During Saturday’s Homestead Days Parade, you’ll likely to see some Beatrice police officers on bike patrol.
Chief Bruce Lang says the pedal-powered two-wheelers are typically used during the overnight shift, when most people are sleeping.
“The reason we can only do it at certain times is due to staffing,” Chief Lang says. “While the bike patrol guy can handle calls and be effective, obviously it presents challenges if you have to go a long distance or transport somebody, but it works great for special events.”
Lang says bike patrol officers will work alleys and business districts during the nighttime hours, and the method has proved successful.
“We’ve actually made drunk driving arrests on bike patrol in the past,” Lang says. “It has produced some arrests but primarily it’s just a security kind of thing.”
Advance planning has become a standard for community events. Lang says the reality for police departments is, if a safe environment can’t be provided, the event isn’t held.

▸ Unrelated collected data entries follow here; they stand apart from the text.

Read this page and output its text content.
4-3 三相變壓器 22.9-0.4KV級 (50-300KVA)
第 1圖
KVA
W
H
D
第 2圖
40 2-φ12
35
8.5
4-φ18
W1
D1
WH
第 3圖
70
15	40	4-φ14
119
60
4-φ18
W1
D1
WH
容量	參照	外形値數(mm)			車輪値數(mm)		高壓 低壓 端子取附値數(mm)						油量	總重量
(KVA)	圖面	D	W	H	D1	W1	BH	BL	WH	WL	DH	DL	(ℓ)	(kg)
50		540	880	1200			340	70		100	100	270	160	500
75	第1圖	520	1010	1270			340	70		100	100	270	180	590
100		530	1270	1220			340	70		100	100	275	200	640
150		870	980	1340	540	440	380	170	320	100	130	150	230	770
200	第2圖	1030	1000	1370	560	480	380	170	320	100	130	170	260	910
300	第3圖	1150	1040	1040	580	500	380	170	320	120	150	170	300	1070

“The difference now is, with all the terrorism talk, most places are willing to put forth whatever resources law enforcement thinks they need,” Lang says. “I just read that there’s going to be a World Cup Soccer game in Europe someplace and they had 90,000 officers dedicated to it. That’s almost one officer per person that’s there.”
Lang says ten years ago, the level of security required today would have been seen as absurd.
As for Saturday, Lang says there will be two or three officers on bike patrol at the Homestead Days Parade among other officers keeping watch.